For the latter, tax relief is available on pension contributions equivalent to the taxpayer’s highest marginal rate of income tax. There is also tax relief on capital gains and dividends on the investments held inside your pension(s).
Alternative tax-mitigating schemes
For investors interested in tax-efficient investing via early-stage companies, EIS, SEIS and VCTs can be good options. However, their suitability depends on your goals, financial situation and your risk tolerance.
VCTs, for instance, offer tax-free dividends and so can be an attractive option for income investors.

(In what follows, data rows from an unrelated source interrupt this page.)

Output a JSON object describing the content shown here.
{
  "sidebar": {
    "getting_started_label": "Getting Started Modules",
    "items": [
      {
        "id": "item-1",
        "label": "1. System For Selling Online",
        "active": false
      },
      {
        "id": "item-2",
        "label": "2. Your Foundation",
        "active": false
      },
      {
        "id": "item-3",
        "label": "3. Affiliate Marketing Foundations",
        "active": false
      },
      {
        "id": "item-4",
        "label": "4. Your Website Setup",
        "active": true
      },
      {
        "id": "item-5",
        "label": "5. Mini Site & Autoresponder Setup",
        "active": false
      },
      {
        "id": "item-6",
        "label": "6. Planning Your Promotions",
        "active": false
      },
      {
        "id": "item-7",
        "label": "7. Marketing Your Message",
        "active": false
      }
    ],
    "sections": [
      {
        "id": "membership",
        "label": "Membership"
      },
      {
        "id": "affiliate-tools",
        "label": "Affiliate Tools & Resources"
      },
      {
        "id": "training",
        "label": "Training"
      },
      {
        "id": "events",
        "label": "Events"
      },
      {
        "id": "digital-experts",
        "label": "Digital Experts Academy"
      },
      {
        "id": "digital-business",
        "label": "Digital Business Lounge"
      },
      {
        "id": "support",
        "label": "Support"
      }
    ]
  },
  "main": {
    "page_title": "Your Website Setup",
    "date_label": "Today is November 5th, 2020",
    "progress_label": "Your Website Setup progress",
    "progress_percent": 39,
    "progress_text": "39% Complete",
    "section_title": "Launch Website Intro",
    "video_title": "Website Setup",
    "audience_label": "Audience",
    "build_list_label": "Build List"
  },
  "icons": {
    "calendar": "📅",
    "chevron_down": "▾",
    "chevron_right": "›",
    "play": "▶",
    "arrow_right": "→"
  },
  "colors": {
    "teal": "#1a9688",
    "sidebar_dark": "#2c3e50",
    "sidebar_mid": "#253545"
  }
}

However, the investment “limit” each tax year is £200,000, there is no IHT relief and investors can only claim loss relief against their capital gains tax bill, not income tax.
By contrast, EIS investments offer IHT relief if an investor holds the shares for at least 2 years. The annual investment “ceiling” for investors is higher than VCTs at £1m (or, £2m if the EIS companies are classed as “knowledge-intensive).
EIS is similar to a VCT in that it offers 30% up-front income tax relief on investments. Yet it has the added benefit of presenting “loss relief” on companies which go bust.
SEIS like EIS but with a much greater focus on businesses in their very early stages. Whilst the annual investment limit for investors is lower (up to £100,000), the income tax relief is more generous at 50%.
Similarly to EIS, IHT relief is available for SEIS shares held for at least two years and CGT relief can be claimed on shares held for three years. However, CGT deferral cannot be done through SEIS as it can through EIS.
Discerning the right alternative investment “vehicle” for your portfolio will be a very personal process and decision. However, on balance, EIS probably offers the widest range of tax-efficient benefits to investors – especially when factoring in CGT deferral and loss relief against capital gains, not just income tax.